Александр приближается к ней, голос уже почти срывается, темные болотные глаза сверкают опасностью, бесчеловечный демон грозит проскользнуть сквозь глазницы, сверкнуть змеиными зрачками, запустить под кожу своей любимой жертвы пьянящий яд и усмирить неповиновение. Он слишком зол, чтобы упустить возможность пригвоздить Валери ее собственными обвинениями; отчаянная мысль завладевает рассудком - желание обездвижить и приковать к изголовью кровати и вдавить дрожащее птичье тело в сатиновые простыни.

- Ты знала, что они не имеют для меня значения. Тебе так нравилось себе лгать. Что изменилось, Валери?

Александр настигает ее через два с половиной шага, цепляется за предплечья, не в любовном прикосновении, а с натиском, с желанием причинить боль, оставить пестрые отметины на молочной коже, на ней раньше оставались следы поцелуев, красные точки от кровоподтеков, которые скрывали незаметные проколы ядовитых клыков.

- Где благодарность за избавление от груза прошлого? Скучаешь по своей ничтожной жизни, в которой никогда ни для кого ничего не значила? Устала от того, что весь мир стелется у твоих ног, от меня? Лгунья.

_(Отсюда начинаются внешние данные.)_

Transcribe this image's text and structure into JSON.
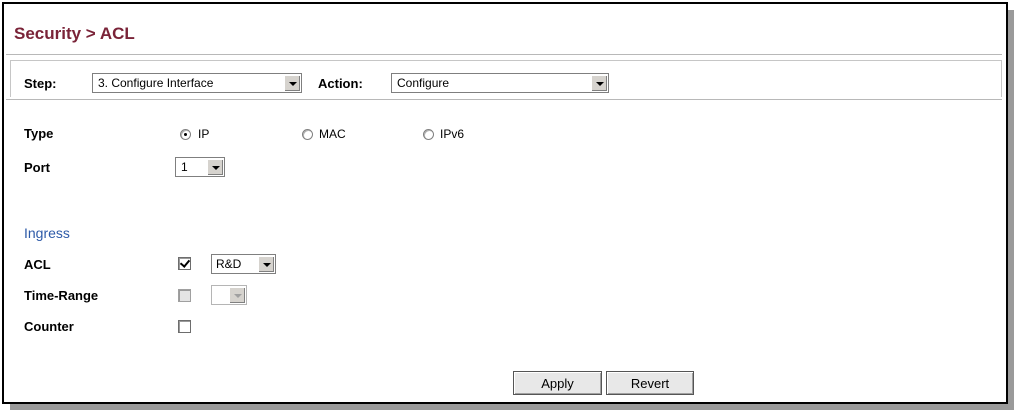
{
  "breadcrumb": "Security > ACL",
  "step": {
    "label": "Step:",
    "value": "3. Configure Interface"
  },
  "action": {
    "label": "Action:",
    "value": "Configure"
  },
  "type": {
    "label": "Type",
    "options": [
      {
        "label": "IP",
        "selected": true
      },
      {
        "label": "MAC",
        "selected": false
      },
      {
        "label": "IPv6",
        "selected": false
      }
    ]
  },
  "port": {
    "label": "Port",
    "value": "1"
  },
  "ingress": {
    "heading": "Ingress",
    "acl": {
      "label": "ACL",
      "checked": true,
      "value": "R&D"
    },
    "time_range": {
      "label": "Time-Range",
      "checked": false,
      "disabled": true,
      "value": ""
    },
    "counter": {
      "label": "Counter",
      "checked": false
    }
  },
  "buttons": {
    "apply": "Apply",
    "revert": "Revert"
  },
  "colors": {
    "title": "#7a2338",
    "section_heading": "#2d5aa8"
  }
}
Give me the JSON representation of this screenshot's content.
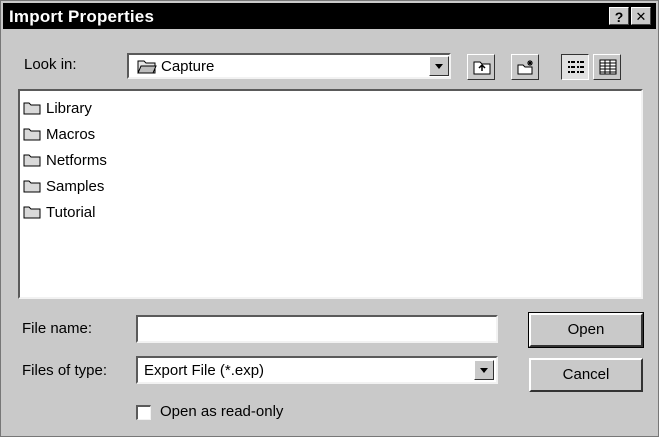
{
  "window": {
    "title": "Import Properties",
    "help_glyph": "?",
    "close_glyph": "✕"
  },
  "look_in": {
    "label": "Look in:",
    "value": "Capture",
    "icon": "open-folder-icon"
  },
  "toolbar": {
    "buttons": [
      {
        "name": "up-one-level",
        "icon": "up-folder-icon"
      },
      {
        "name": "create-new-folder",
        "icon": "new-folder-icon"
      },
      {
        "name": "list-view",
        "icon": "list-view-icon",
        "pressed": true
      },
      {
        "name": "details-view",
        "icon": "details-view-icon"
      }
    ]
  },
  "file_list": {
    "items": [
      {
        "label": "Library",
        "icon": "folder-icon"
      },
      {
        "label": "Macros",
        "icon": "folder-icon"
      },
      {
        "label": "Netforms",
        "icon": "folder-icon"
      },
      {
        "label": "Samples",
        "icon": "folder-icon"
      },
      {
        "label": "Tutorial",
        "icon": "folder-icon"
      }
    ]
  },
  "file_name": {
    "label": "File name:",
    "value": ""
  },
  "files_of_type": {
    "label": "Files of type:",
    "value": "Export File (*.exp)"
  },
  "read_only": {
    "label": "Open as read-only",
    "checked": false
  },
  "buttons": {
    "open": "Open",
    "cancel": "Cancel"
  }
}
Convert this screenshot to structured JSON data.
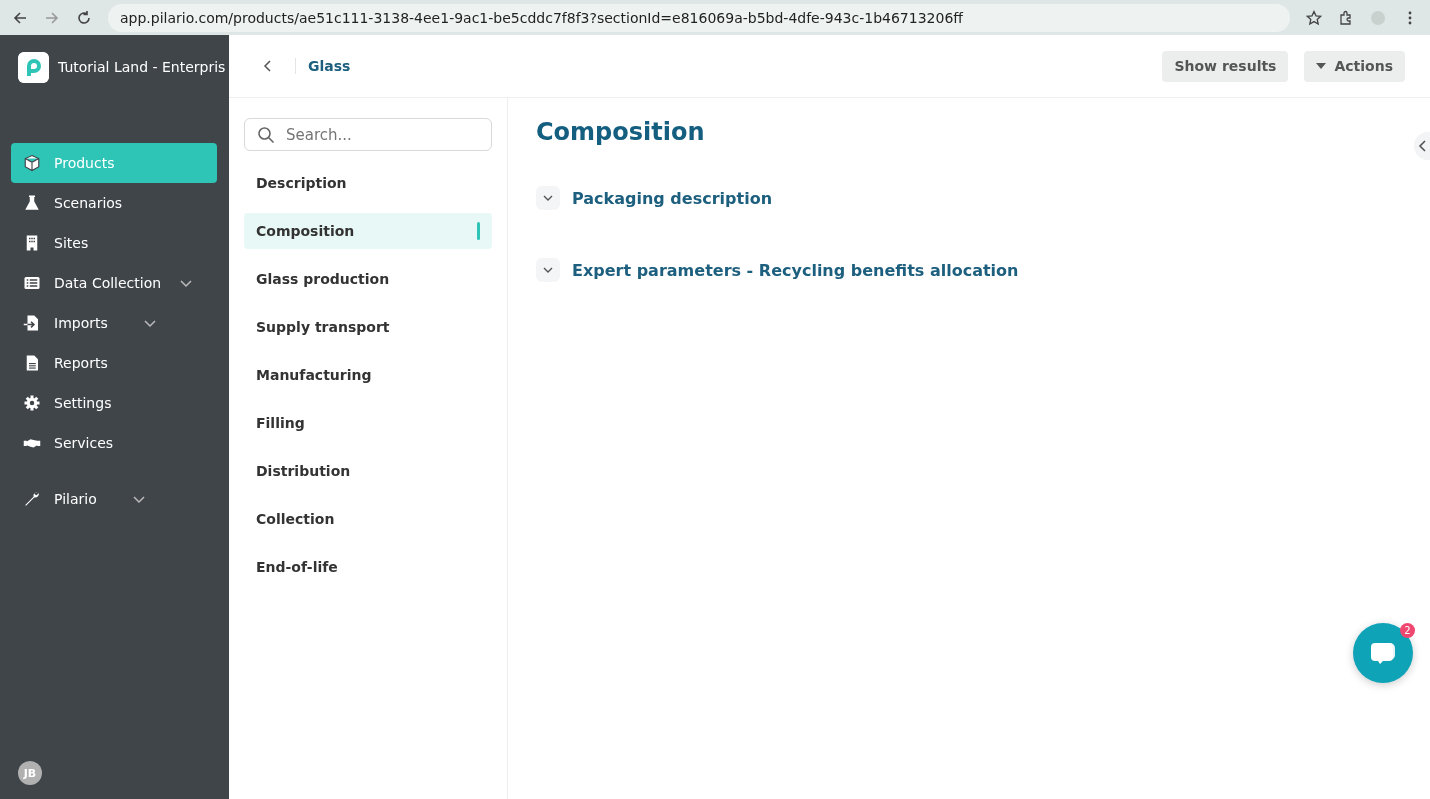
{
  "browser": {
    "url": "app.pilario.com/products/ae51c111-3138-4ee1-9ac1-be5cddc7f8f3?sectionId=e816069a-b5bd-4dfe-943c-1b46713206ff"
  },
  "sidebar": {
    "org": "Tutorial Land - Enterpris",
    "items": [
      {
        "label": "Products",
        "selected": true,
        "expandable": false
      },
      {
        "label": "Scenarios",
        "selected": false,
        "expandable": false
      },
      {
        "label": "Sites",
        "selected": false,
        "expandable": false
      },
      {
        "label": "Data Collection",
        "selected": false,
        "expandable": true
      },
      {
        "label": "Imports",
        "selected": false,
        "expandable": true
      },
      {
        "label": "Reports",
        "selected": false,
        "expandable": false
      },
      {
        "label": "Settings",
        "selected": false,
        "expandable": false
      },
      {
        "label": "Services",
        "selected": false,
        "expandable": false
      }
    ],
    "footer_items": [
      {
        "label": "Pilario",
        "selected": false,
        "expandable": true
      }
    ],
    "avatar": "JB"
  },
  "header": {
    "breadcrumb": "Glass",
    "buttons": [
      {
        "label": "Show results",
        "kind": "plain"
      },
      {
        "label": "Actions",
        "kind": "dropdown"
      }
    ]
  },
  "sections_nav": {
    "search": {
      "placeholder": "Search..."
    },
    "items": [
      {
        "label": "Description",
        "selected": false
      },
      {
        "label": "Composition",
        "selected": true
      },
      {
        "label": "Glass production",
        "selected": false
      },
      {
        "label": "Supply transport",
        "selected": false
      },
      {
        "label": "Manufacturing",
        "selected": false
      },
      {
        "label": "Filling",
        "selected": false
      },
      {
        "label": "Distribution",
        "selected": false
      },
      {
        "label": "Collection",
        "selected": false
      },
      {
        "label": "End-of-life",
        "selected": false
      }
    ]
  },
  "content": {
    "title": "Composition",
    "panels": [
      {
        "title": "Packaging description",
        "expanded": false
      },
      {
        "title": "Expert parameters - Recycling benefits allocation",
        "expanded": false
      }
    ]
  },
  "chat": {
    "badge": "2"
  }
}
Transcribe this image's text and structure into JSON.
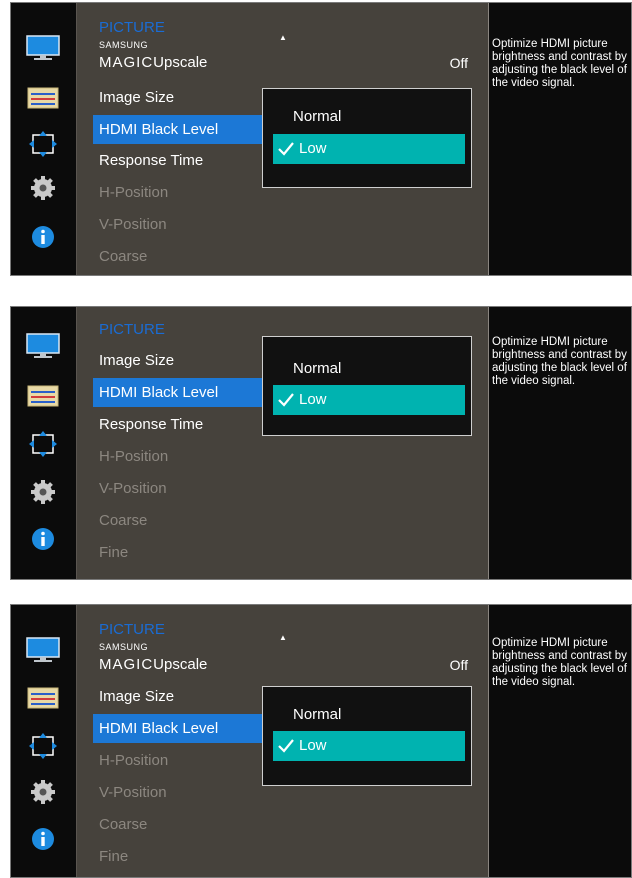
{
  "screens": [
    {
      "menu": {
        "header": "PICTURE",
        "magic_small": "SAMSUNG",
        "magic_big": "MAGIC",
        "magic_name": "Upscale",
        "magic_value": "Off",
        "items": [
          "Image Size",
          "HDMI Black Level",
          "Response Time",
          "H-Position",
          "V-Position",
          "Coarse"
        ]
      },
      "dropdown": {
        "options": [
          "Normal",
          "Low"
        ],
        "selected": "Low"
      },
      "description": "Optimize HDMI picture brightness and contrast by adjusting the black level of the video signal."
    },
    {
      "menu": {
        "header": "PICTURE",
        "items": [
          "Image Size",
          "HDMI Black Level",
          "Response Time",
          "H-Position",
          "V-Position",
          "Coarse",
          "Fine"
        ]
      },
      "dropdown": {
        "options": [
          "Normal",
          "Low"
        ],
        "selected": "Low"
      },
      "description": "Optimize HDMI picture brightness and contrast by adjusting the black level of the video signal."
    },
    {
      "menu": {
        "header": "PICTURE",
        "magic_small": "SAMSUNG",
        "magic_big": "MAGIC",
        "magic_name": "Upscale",
        "magic_value": "Off",
        "items": [
          "Image Size",
          "HDMI Black Level",
          "H-Position",
          "V-Position",
          "Coarse",
          "Fine"
        ]
      },
      "dropdown": {
        "options": [
          "Normal",
          "Low"
        ],
        "selected": "Low"
      },
      "description": "Optimize HDMI picture brightness and contrast by adjusting the black level of the video signal."
    }
  ],
  "sidebar_icons": [
    "monitor-icon",
    "sliders-icon",
    "move-arrows-icon",
    "gear-icon",
    "info-icon"
  ],
  "colors": {
    "menu_bg": "#46423c",
    "selected_item": "#1c78d6",
    "selected_option": "#00b3b0",
    "header": "#1a6cd4",
    "disabled_text": "#8c8780"
  }
}
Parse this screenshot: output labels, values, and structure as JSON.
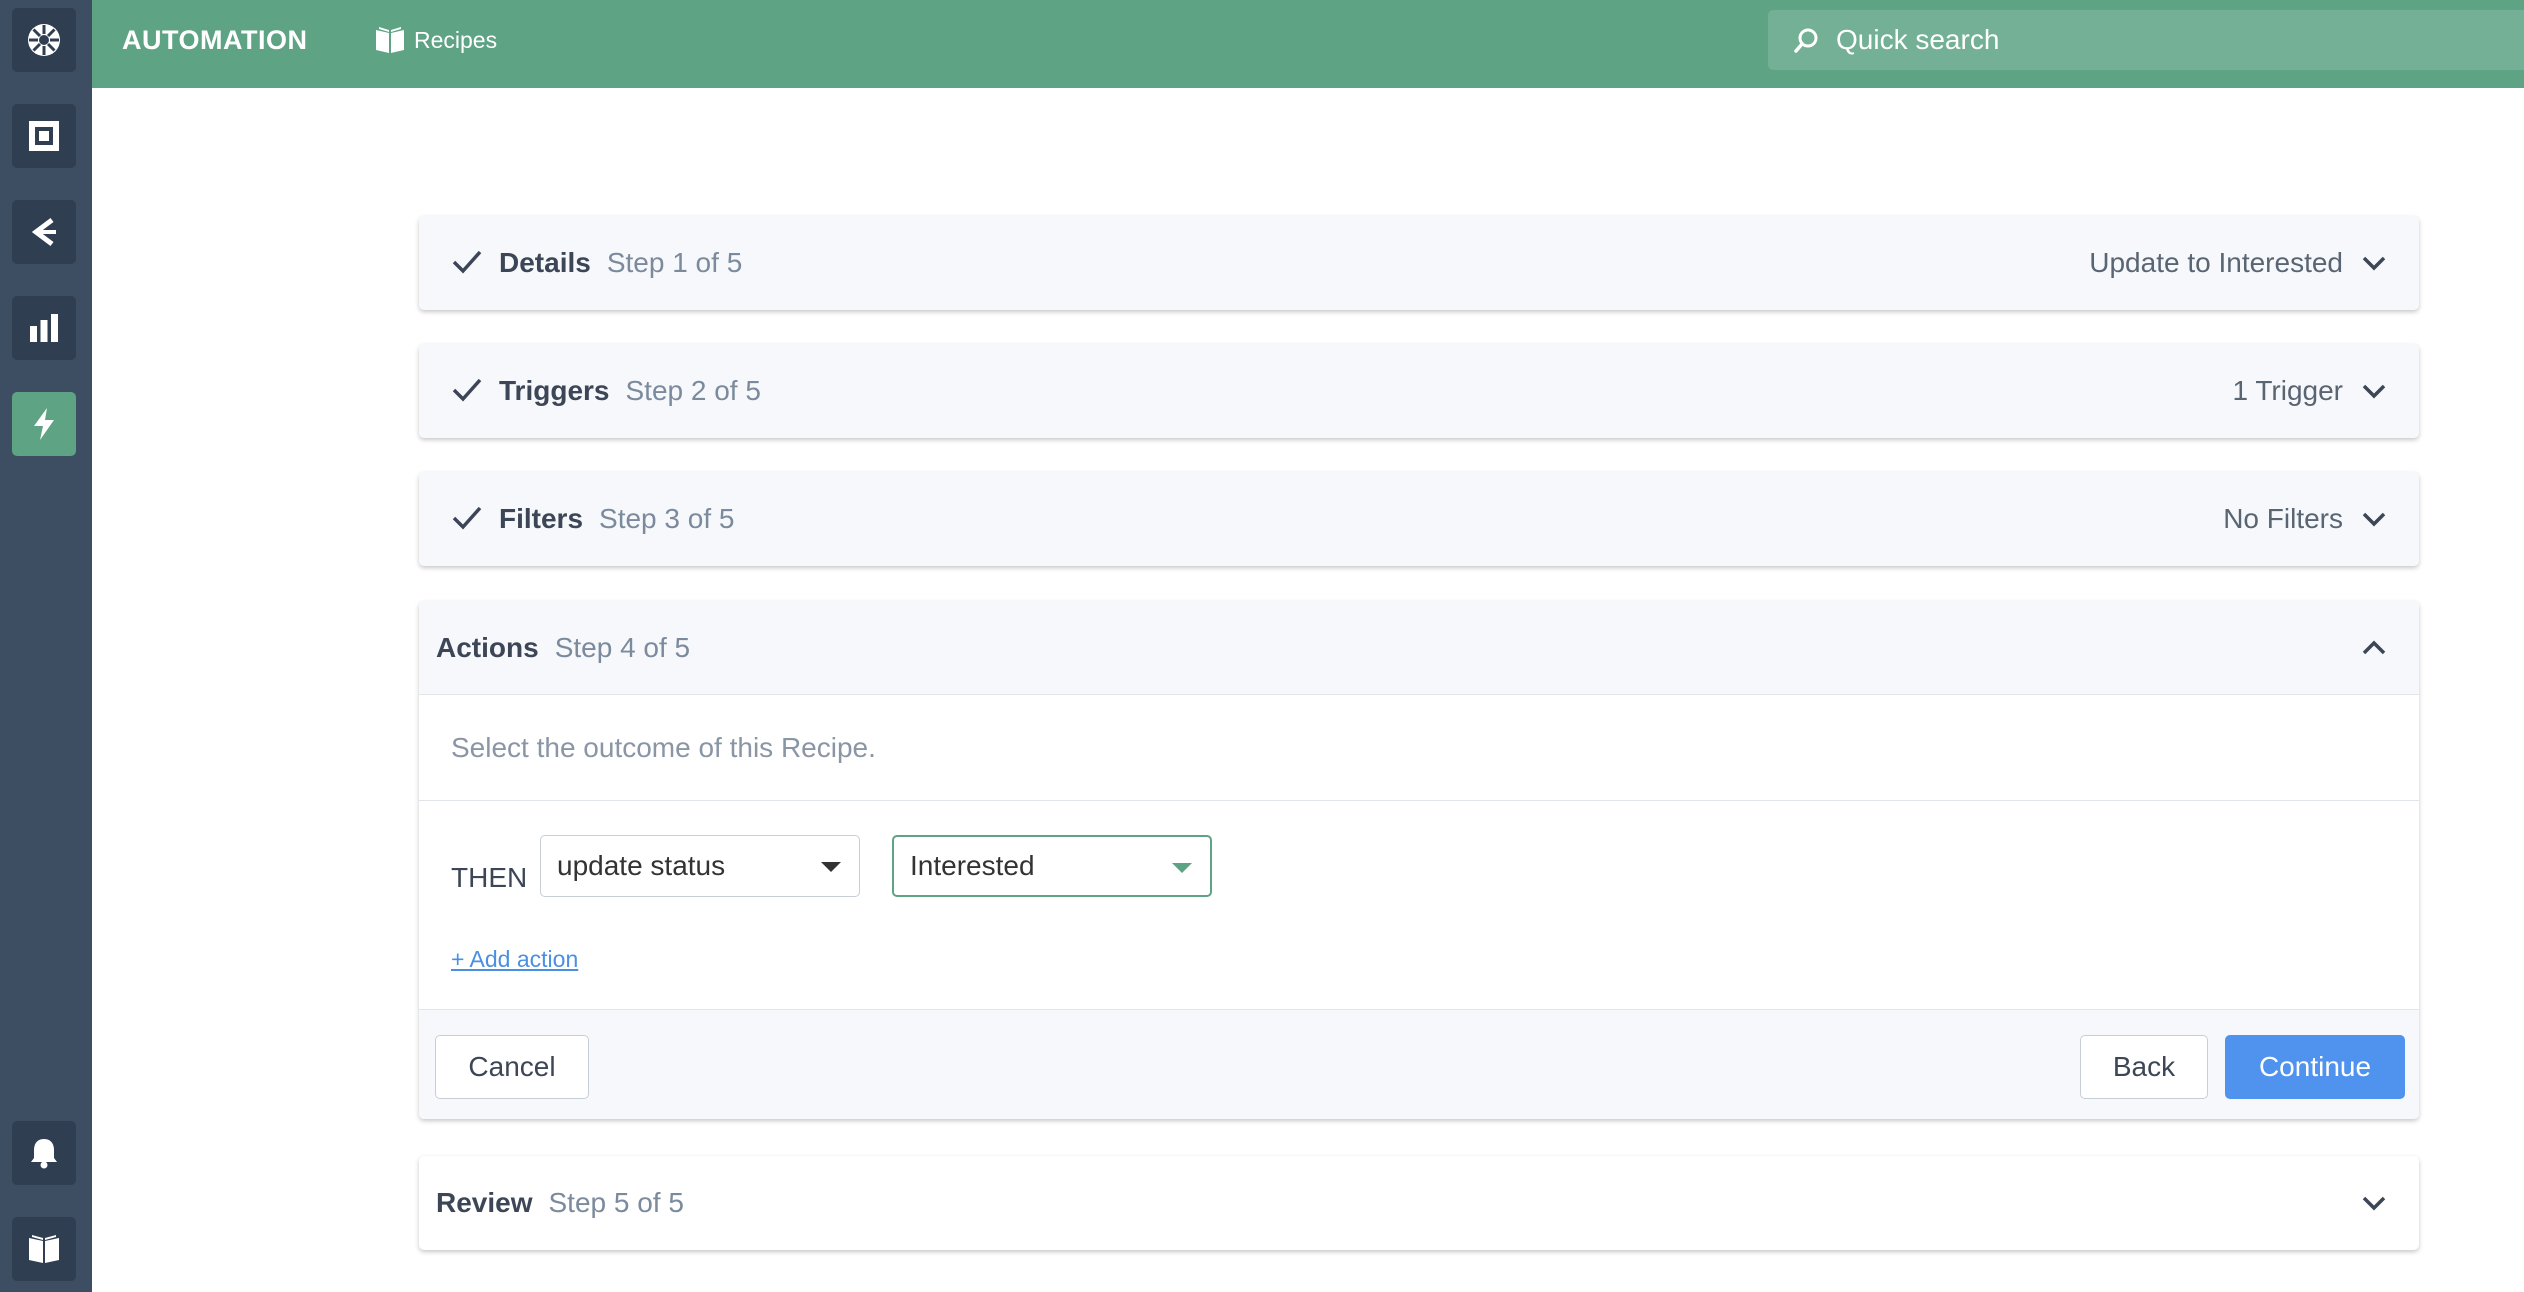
{
  "app": {
    "title": "AUTOMATION",
    "nav_recipes": "Recipes",
    "search_placeholder": "Quick search"
  },
  "rail": {
    "items": [
      {
        "icon": "logo-icon"
      },
      {
        "icon": "square-icon"
      },
      {
        "icon": "chevron-left-icon"
      },
      {
        "icon": "bar-chart-icon"
      },
      {
        "icon": "lightning-icon",
        "active": true
      },
      {
        "icon": "bell-icon"
      },
      {
        "icon": "book-icon"
      }
    ]
  },
  "steps": {
    "details": {
      "title": "Details",
      "sub": "Step 1 of 5",
      "summary": "Update to Interested",
      "completed": true
    },
    "triggers": {
      "title": "Triggers",
      "sub": "Step 2 of 5",
      "summary": "1 Trigger",
      "completed": true
    },
    "filters": {
      "title": "Filters",
      "sub": "Step 3 of 5",
      "summary": "No Filters",
      "completed": true
    },
    "actions": {
      "title": "Actions",
      "sub": "Step 4 of 5",
      "description": "Select the outcome of this Recipe.",
      "then_label": "THEN",
      "action_select": "update status",
      "status_select": "Interested",
      "add_action": "+ Add action",
      "cancel": "Cancel",
      "back": "Back",
      "continue": "Continue"
    },
    "review": {
      "title": "Review",
      "sub": "Step 5 of 5"
    }
  },
  "colors": {
    "brand_green": "#5da384",
    "rail_bg": "#3d4e62",
    "primary_blue": "#4f93ee"
  }
}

Александр никогда не тратит энергии на бесполезные повышенные тона, его тихие приказы заставляют людей смиренно опускать голову, согласно кивать и просить о милости. Валери не обычный, ничего незначащий человек, она целая вселенная, которая рушится прямо сейчас. Суккуб ведет ее к сырой, бездушно белой стене, пока Валери не впирается в нее лопатками, впечатывается полностью своим тонким телом в холодный фасет его владений.  Александр прижимает ее руки к бетону, сверлит синеву глаз озлобленной чернотой собственного взгляда, в голове не укладывается ее внезапная смелость.

- Ты никуда не уйдешь.

Удерживает Валери своим весом, ее тело не выгибается на встречу, не приветствует его близость, оно застряло в бесчувственной, апатичной рефрактерной фазе. Ладонь движется к шеи, задевает ключицу, затем оборачивается ядовитой змеей вокруг трахеи, похищая жизнь из дыхательных путей. Вторая рука движется к подолу платья, подбирается под него, задевает кожу в жадном, требовательном касании, скользит пальцами вниз, отводит гладкую ткань белья.

- Делай из меня злодея своей истории, но я знаю, что ты наслаждалась этим каждый день, - он нагибается ближе, щекоча злостью и отчаянием ее кожу, - ты остаешься, - хватка на шеи слабеет, воздух возвращается в легкие болезненным жжением. Суккуб дает ей шанс исправиться, очередной выбор без выбора. - Скажи, что остаешься.